En 1947, ils décident de partir sur les routes de l'Amérique. C'est pour Jack le début d'un voyage sinueux qui va durer dix années, au cours desquelles il va se nourrir de paysages et de rencontres. De cette matière à profusion, il remplira ses romans écrits en prose spontanée dans un long souffle jazz, tapant à la machine sur des rouleaux de téléscripteurs. Il les déroule avec la même avidité qui le fit avaler des kilomètres d'asphalte.

 

                                                                                          Hit the Road Jack !
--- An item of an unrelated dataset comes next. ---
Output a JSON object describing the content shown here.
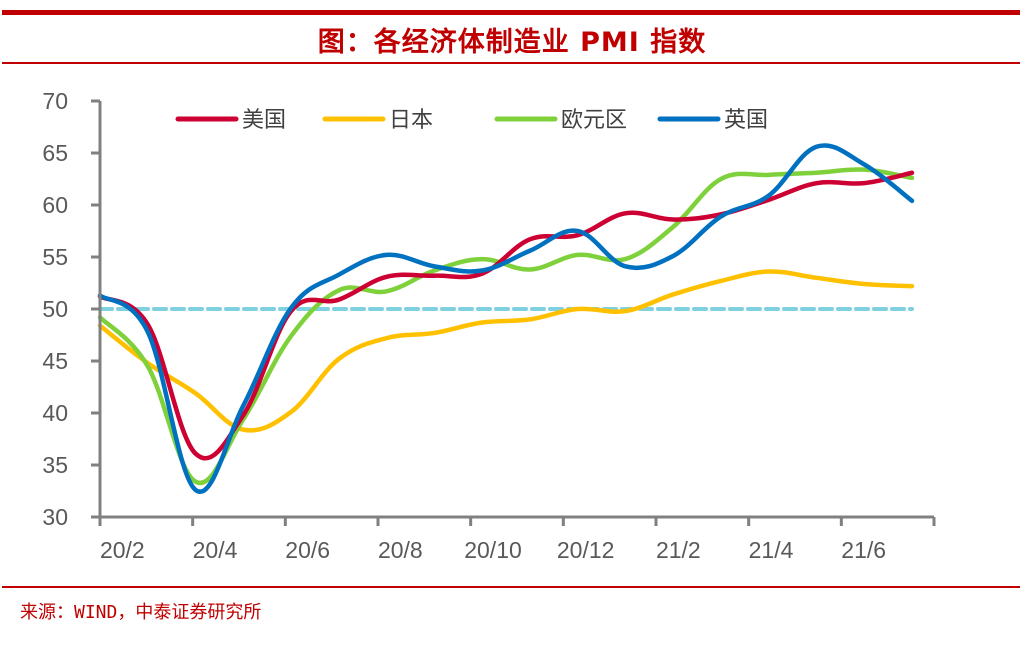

Le périple avec Neal Cassady

Une des premières étapes de l'odyssée routière de Jack consiste à faire du stop sur la route 6 pour rallier l'Illinois en passant par Chicago. Il découvre pour la première fois ces paysages grandioses dont il avait rêvé au travers des romans ou des films : le Mississipi, les reliefs du Nebraska ou du Colorado

En chemin, il rencontre fermiers, cow-boys, clochards, chauffeurs routiers, propriétaires de ranchs… Ses carnets se noircissent de sensations, de descriptions, d'éléments de conversation. 
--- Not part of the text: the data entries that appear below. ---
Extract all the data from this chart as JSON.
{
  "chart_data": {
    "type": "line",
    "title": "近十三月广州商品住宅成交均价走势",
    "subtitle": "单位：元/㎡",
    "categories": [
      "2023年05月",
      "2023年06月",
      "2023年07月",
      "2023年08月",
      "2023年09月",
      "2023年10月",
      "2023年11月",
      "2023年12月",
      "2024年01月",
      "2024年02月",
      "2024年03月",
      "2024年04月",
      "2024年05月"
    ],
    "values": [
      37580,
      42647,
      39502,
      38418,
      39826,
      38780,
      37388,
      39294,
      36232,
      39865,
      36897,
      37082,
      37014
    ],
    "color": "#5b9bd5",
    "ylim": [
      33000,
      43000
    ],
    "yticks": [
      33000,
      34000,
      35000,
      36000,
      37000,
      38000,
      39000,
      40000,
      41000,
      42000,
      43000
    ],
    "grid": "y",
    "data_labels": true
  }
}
Jack part à Denver retrouver Neal. San Francisco, que Kerouac associe à Jack London, est l'extrémité de son premier voyage. Il y devient, grâce à un ami, surveillant de nuit avec matraque, arme et badge. Mais ce n'est que provisoire. 
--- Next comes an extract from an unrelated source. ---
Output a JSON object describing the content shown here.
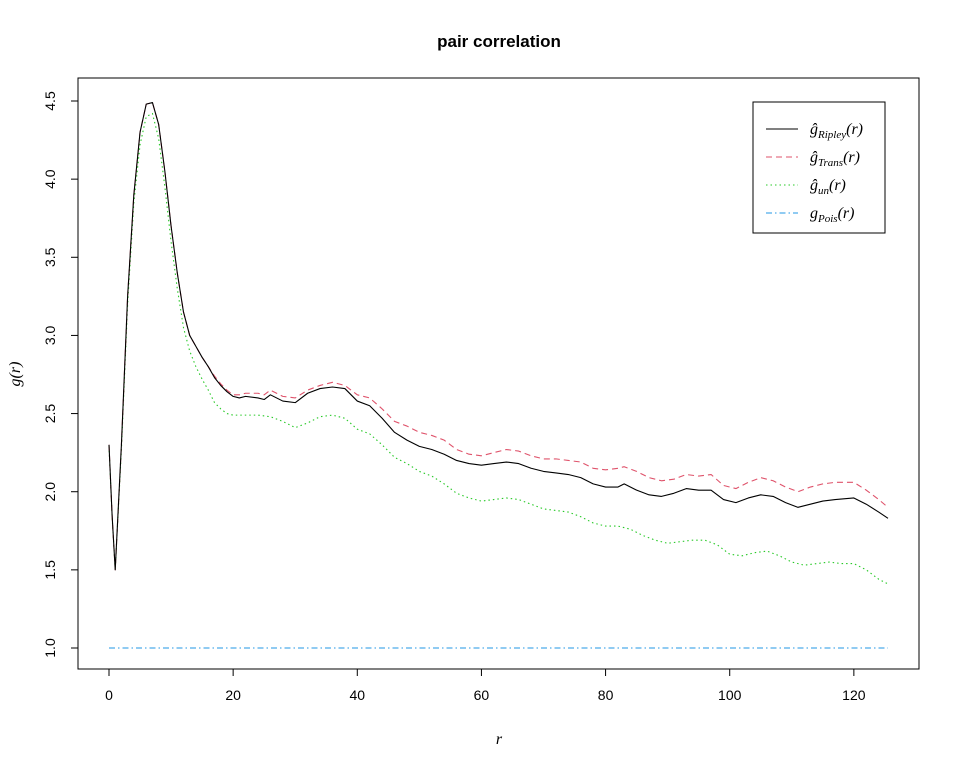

La quête de Neal le mène à Selma où, amouraché d'une Mexicaine, il ramasse le coton. C'est, dira-t-il plus tard dans Sur la Route, le métier le plus dur qu'il aura exercé. Pourtant, cet épisode constitue un des passages les plus heureux de Sur la Route - et de sa vie. Effectuant un travail harassant, Jack trouve provisoirement la paix parmi les saisonniers.

 

On the road again

Kerouac passe l'année 1948 à écrire son premier roman, The Town and the City. Les années suivantes sont faites de mouvement et de pauses lors desquels Jack fait de l'écriture son unique métier, sans un cent en poche. L'aisance matérielle n'est pas sa préoccupation, et il sait qu'il peut toujours retourner - ce qu'il fait régulièrement - chez sa mère pour écrire et être pris en charge. 

Mais Jack ne se coupe pourtant pas des individus dont il alimente son œuvre. On le voit en 1952 et 1953, chef de train pour la Southern Pacific Railroad. Fin 1955, Jack fait la connaissance de Gary Snyder, autre individu qu'il " iconisera " dans un de ses célèbres romans, Les Clochards célestes (il y est Japhy Ryder). Snyder, passionné par la philosophie orientale alors peu répandue en Occident, l'initie sérieusement au bouddhisme. 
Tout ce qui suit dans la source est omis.